India may be going digital, but high-speed internet on mobile phones still remains a challenge, even on 4G. Despite telecom companies announcing massive rollout of 4G services, the average network speed in India remains the slowest across countries+ having substantial telecom networks, lagging even Pakistan, Algeria, Kazakhstan and Tunisia.
According to a list prepared by mobile analytics company OpenSignal, 4G download speed in India is the slowest across 88 countries spanning six continents. This is despite the fact that 4G has been expanding at a rapid pace across the country, and networks are being upgraded from slower 2G services.
On an average, the 4G speed in India has been measured at 6 mbps (actual experience could be much lower), whereas subscribers in neighbouring Pakistan enjoy internet at a more than double speed of 14 mbps. Algeria is ranked second-last at 9 mbps.

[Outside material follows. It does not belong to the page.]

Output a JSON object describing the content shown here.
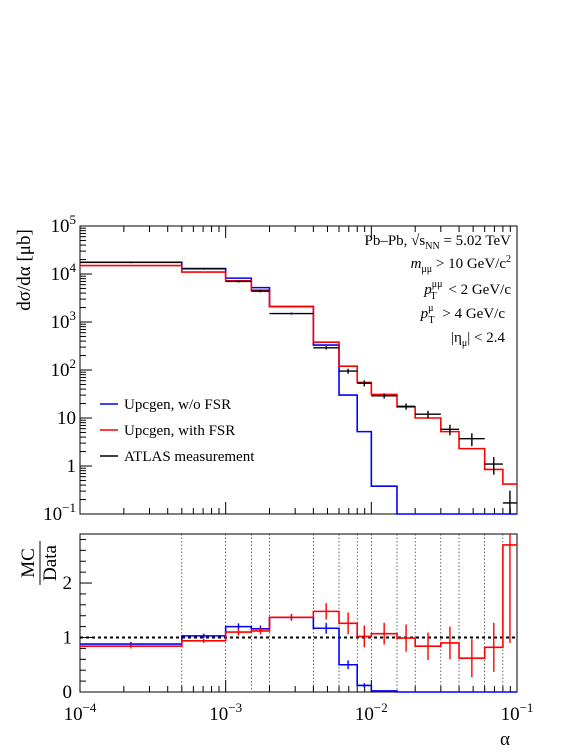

According to OpenSignal, subscribers in Singapore get the fastest downloads on 4G at 44 mbps, followed by the Netherlands at 42 mbps. In Norway, the 4G download speed is 41 mbps, while South Korea gets 40 mbps. OpenSignal analysed more than 5,000 crore measurements (collected between October 1 and December 29 of 2017) of speed from over 38 lakh smartphone and tablet users across six continents.
Giving out reasons for a slower network speed in India despite a wider 4G reach, the study blamed capacity constraints on network. Though 4G is available for around 86% of the time people access the internet, “4G networks lack the capacity to deliver connection speed much faster than 3G”, it said.
The telecom industry in India is staring at a financial nightmare, with most of the companies either deep in the red or just managing to stay profitable. The onslaught of fierce competition from 4G-only Reliance Jio saw Vodafone and Idea Cellular slip into losses, while Airtel saw profits shrink massively.
Companies that provide network infrastructure to mobile companies said in private that most of the operators are slow in making fresh investments for augmenting capacities. “The sector is in a financial mess. We have seen slippage in investments, which are drying up due to losses,” one of the top infrastructure providers said, requesting anonymity.
While Jio has launched pan-India 4G services, others were literally forced to follow suit. Airtel is also giving 4G on a pan-India basis, while Idea Cellular covers the country, except Delhi and Kolkata. Vodafone is currently giving the service in 17 circles.
Subscribers complain that they “do not get promised 4G download speeds”, although companies make tall promises. “Internet is often very slow, and buffers on many instances,” a customer of a top telecom company said.
Concerns over poor service and slower speed have also been raised by the government, as it has started offering a variety of services online and is pushing digital payments in a big way.
Telecom secretary Aruna Sundararajan has said the government is mindful of the slow internet speed experienced by internet users in many parts of the country.
Rajan Mathews, DG of industry body Cellular Operators Association of India, said it is wrong to blame telecom companies for poor services. “Average spectrum holding by companies in India is around 26 MHz compared to 50 MHz across top economies.” Also, he said telecom companies face problems in laying optical fiber as well as deploying towers.